Discovering structures of gene regulatory networks (GRNs) based on large-scale high throughput data is a fundamental research challenge in systems biology. The inference of accurate GRNs from data is challenging not only because of the large number of components involved, but also their possible mutual interactions. The inferred network models can provide system-level understanding of the mechanism of cell transformations, which is crucial for the comprehension of the progression of complex diseases such as Parkinson’s disease (PD), and the affected cell types.

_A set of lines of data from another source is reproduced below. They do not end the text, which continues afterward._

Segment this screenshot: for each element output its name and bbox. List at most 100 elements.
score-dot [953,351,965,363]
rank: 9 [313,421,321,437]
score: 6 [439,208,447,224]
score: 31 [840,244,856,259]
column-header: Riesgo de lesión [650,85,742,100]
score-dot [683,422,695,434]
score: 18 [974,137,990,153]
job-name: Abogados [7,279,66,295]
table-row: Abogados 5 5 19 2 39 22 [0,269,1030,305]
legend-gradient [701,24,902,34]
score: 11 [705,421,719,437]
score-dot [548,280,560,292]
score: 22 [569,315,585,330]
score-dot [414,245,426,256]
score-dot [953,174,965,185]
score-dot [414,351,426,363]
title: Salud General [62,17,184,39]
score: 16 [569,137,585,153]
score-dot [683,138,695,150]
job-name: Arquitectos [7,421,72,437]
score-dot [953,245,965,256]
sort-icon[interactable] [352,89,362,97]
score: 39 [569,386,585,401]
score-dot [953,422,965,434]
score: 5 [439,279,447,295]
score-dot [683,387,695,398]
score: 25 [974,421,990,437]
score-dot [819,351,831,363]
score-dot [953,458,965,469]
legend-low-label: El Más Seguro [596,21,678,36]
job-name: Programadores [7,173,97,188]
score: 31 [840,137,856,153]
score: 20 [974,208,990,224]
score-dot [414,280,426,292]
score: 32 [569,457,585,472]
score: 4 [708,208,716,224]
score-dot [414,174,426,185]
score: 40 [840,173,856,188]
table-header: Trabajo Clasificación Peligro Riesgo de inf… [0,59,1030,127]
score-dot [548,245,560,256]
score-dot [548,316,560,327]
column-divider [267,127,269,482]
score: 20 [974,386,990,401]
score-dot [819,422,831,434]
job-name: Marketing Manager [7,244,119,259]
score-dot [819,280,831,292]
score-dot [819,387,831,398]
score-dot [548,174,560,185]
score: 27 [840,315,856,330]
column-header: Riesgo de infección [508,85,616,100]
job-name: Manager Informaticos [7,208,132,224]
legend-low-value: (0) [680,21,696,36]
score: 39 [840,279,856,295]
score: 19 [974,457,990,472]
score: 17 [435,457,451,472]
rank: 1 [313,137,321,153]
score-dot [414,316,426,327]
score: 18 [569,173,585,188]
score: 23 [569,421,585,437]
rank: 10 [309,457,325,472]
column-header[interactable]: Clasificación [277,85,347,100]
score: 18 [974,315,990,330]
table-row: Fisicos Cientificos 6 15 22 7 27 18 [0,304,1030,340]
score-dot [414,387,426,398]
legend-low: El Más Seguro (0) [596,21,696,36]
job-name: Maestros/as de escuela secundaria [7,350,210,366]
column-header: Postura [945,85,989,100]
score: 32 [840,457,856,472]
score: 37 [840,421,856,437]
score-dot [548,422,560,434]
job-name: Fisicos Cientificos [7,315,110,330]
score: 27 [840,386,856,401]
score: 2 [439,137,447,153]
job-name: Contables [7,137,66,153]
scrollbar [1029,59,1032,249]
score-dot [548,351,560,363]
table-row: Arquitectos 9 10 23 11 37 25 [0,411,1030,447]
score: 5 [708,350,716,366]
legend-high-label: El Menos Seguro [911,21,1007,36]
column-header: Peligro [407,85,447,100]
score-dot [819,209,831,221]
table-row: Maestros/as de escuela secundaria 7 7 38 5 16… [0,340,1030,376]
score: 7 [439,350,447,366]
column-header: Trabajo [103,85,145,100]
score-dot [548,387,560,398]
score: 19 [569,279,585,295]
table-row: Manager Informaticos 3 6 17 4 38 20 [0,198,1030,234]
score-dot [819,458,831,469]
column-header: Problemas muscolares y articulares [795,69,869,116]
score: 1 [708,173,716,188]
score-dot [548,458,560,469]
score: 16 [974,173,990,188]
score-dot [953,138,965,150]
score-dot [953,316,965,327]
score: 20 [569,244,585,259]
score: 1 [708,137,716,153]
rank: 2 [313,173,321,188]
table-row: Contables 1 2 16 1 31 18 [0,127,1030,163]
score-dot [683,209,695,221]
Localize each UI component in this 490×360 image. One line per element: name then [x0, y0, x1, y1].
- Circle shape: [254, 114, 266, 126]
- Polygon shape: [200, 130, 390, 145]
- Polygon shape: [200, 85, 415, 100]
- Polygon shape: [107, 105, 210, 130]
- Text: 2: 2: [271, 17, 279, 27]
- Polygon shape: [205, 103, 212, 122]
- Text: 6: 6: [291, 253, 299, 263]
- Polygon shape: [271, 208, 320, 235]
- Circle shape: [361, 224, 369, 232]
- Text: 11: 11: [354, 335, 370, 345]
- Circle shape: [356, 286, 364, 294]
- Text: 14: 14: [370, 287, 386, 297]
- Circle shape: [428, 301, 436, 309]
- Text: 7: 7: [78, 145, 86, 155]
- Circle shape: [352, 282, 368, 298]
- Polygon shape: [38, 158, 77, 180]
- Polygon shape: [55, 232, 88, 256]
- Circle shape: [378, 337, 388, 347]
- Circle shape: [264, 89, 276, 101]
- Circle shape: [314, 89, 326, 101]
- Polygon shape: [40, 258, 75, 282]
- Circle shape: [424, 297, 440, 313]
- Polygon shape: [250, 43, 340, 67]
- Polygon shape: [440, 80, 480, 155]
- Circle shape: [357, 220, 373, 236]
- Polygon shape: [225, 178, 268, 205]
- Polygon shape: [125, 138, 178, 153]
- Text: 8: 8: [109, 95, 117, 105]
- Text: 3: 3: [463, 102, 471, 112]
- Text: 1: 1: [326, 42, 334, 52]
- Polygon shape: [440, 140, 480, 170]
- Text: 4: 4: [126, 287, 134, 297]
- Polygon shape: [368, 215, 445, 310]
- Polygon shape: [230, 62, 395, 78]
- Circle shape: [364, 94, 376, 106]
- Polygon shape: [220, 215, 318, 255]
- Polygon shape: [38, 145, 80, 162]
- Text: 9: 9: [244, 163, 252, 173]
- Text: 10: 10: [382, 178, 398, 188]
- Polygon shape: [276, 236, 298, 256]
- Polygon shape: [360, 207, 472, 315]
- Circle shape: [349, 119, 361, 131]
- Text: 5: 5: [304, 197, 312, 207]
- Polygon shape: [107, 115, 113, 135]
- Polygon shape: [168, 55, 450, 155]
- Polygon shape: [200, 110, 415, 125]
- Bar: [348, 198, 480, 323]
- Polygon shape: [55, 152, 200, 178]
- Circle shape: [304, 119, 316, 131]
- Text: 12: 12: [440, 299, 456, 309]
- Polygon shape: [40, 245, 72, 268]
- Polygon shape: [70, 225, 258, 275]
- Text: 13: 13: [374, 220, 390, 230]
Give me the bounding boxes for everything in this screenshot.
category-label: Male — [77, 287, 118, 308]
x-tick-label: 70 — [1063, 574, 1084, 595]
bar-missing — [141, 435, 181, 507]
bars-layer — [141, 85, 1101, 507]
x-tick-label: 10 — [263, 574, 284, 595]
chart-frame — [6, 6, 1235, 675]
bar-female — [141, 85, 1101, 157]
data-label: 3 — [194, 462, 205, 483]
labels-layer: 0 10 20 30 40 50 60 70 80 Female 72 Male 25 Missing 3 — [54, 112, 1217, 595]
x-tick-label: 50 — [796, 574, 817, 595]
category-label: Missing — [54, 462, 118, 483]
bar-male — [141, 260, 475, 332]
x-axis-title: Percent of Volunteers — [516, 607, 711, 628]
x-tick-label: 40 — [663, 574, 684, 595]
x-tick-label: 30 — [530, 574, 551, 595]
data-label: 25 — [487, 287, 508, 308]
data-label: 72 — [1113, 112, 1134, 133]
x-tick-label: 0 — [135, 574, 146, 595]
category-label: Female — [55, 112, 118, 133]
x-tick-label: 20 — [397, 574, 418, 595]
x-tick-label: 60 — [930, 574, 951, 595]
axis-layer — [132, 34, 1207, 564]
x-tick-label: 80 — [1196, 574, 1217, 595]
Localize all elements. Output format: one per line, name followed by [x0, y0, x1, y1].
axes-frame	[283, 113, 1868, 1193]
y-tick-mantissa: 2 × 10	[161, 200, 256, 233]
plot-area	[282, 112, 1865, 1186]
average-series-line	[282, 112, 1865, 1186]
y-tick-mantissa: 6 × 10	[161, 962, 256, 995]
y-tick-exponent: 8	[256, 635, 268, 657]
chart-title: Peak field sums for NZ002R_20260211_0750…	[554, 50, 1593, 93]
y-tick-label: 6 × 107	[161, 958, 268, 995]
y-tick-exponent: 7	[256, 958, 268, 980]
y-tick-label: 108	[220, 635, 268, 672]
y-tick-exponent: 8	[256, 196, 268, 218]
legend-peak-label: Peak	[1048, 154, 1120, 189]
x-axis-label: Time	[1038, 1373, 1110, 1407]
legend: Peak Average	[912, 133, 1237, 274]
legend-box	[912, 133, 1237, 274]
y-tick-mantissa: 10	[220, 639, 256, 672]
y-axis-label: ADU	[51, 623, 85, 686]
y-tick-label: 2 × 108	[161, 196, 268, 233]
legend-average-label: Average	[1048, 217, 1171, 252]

GENERIC takes an interdisciplinary approach towards GRN inference, integrating theories, techniques and tools from biology and computer science. It aims to devise data-driven deep learning models for inferring GRNs with high accuracy from single-cell gene expression data. In particular, with this proposed project we will be the first to develop novel GRN inference methods by exploiting neural relational inference (NRI) to discover latent interactions directly from data. This paves a new way for accurate and efficient reconstruction of comprehensive real-life GRNs.

18Our inference methods combine an iterative graph generation process and reinforcement learning into NRI in order to increase its efficiency and accuracy, and as well to incorporate prior biological knowledge of the studied GRN and well-established GRN structural properties. The development of our methods will be driven and accompanied by application of the methods to single cell gene expression data from differentiation of human dopaminergic neurons (hDAns), a cell type with high biomedical relevance for example in PD. Moreover, the effectiveness and accuracy of the inferred GRNs will be validated in wet-lab using ChIP-seq and CRISPR-dCas9 inhibition experiments in hDAns derived from induced pluripotent stem cells (iPSCs). The newly identified networks will give rise to better control of hDAn differentiation.